Carroll County authorities are using GPS to monitor a man convicted of a crime to "verify that he's not harassing a witness," said Deputy 1st Class Doug Welty of the Carroll County Detention Center
For Harper, the GPS device might be his final opportunity to avoid spending more time in prison. Twice convicted of cocaine possession, he watched his younger brother die in a gunfight over drugs, and then he fatally shot the man he thought had pulled the trigger. He served two years in prison for manslaughter.
Harper pleaded guilty this month to selling cocaine. Baltimore Circuit Judge John C. Themelis agreed to put him on home detention and GPS monitoring. In an interview, Themelis said that one misstep could result in Harper being sent back to prison for up to eight years, minus any time he successfully spent in the program.
"This is the first time I'd ever heard of GPS," Themelis said. "But it was described to me as a system whereby they could confirm the whereabouts of a person on home detention at any time. He was employed. He was supporting a family. And the state didn't object."
Standard electronic monitoring of people on home detention is far less sophisticated than GPS tracking. Under the traditional radio-frequency method, correctional officers can only know when offenders are home - and thus, whether they've missed curfew.

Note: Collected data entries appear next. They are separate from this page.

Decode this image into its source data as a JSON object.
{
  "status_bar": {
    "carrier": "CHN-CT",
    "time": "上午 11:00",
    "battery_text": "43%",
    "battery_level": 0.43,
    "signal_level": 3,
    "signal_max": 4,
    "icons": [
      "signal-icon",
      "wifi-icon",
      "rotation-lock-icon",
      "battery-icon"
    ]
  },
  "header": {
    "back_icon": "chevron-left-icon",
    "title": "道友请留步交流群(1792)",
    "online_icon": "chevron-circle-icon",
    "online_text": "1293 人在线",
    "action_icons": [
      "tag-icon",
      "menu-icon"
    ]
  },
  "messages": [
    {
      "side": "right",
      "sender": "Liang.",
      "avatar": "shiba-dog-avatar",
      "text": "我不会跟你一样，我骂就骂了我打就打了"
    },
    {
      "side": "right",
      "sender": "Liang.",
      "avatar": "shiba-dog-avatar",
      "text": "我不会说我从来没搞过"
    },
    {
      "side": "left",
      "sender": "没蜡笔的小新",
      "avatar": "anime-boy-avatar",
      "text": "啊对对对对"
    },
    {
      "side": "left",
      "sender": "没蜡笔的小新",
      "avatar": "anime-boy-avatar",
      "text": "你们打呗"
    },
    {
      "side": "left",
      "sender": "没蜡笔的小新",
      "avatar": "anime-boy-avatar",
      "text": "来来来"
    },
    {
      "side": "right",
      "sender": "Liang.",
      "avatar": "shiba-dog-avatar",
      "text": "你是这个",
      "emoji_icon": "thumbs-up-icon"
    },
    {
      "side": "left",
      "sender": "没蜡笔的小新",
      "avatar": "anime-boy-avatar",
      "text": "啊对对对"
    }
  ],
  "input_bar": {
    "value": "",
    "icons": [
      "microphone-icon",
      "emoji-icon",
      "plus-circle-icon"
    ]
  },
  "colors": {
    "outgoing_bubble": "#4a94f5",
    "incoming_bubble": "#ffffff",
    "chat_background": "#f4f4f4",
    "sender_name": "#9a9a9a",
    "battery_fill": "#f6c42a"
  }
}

"I was trying a case where the person was on standard home detention and accused of running out of the house, around the corner, shooting someone in the head and running back," Themelis said. "His defense was that he was on home detention, and a brief breach of the zone - oftentimes it's considered a [glitch] in the system and not reported. The long and short of it was that the home-monitoring agency couldn't really tell me whether it was a bleep, or whether or not the defendant ran out of the house, around the corner and back."
The most advanced GPS systems, called "active systems," can pinpoint someone's whereabouts in real time with about 100-foot accuracy. Depending on the capabilities of the system, as well as the requested intensity of the monitoring, an offender's GPS trail is automatically uploaded to a secure Web site every minute to every four to six hours.
For the system to be useful, however, that Web site has to be regularly checked.
"We still do our homework," said Arthur Wallenstein, director of the Montgomery County Corrections Department of Correction and Rehabilitation. "Slapping somebody with a GPS unit does not create public safety. It's merely a tool."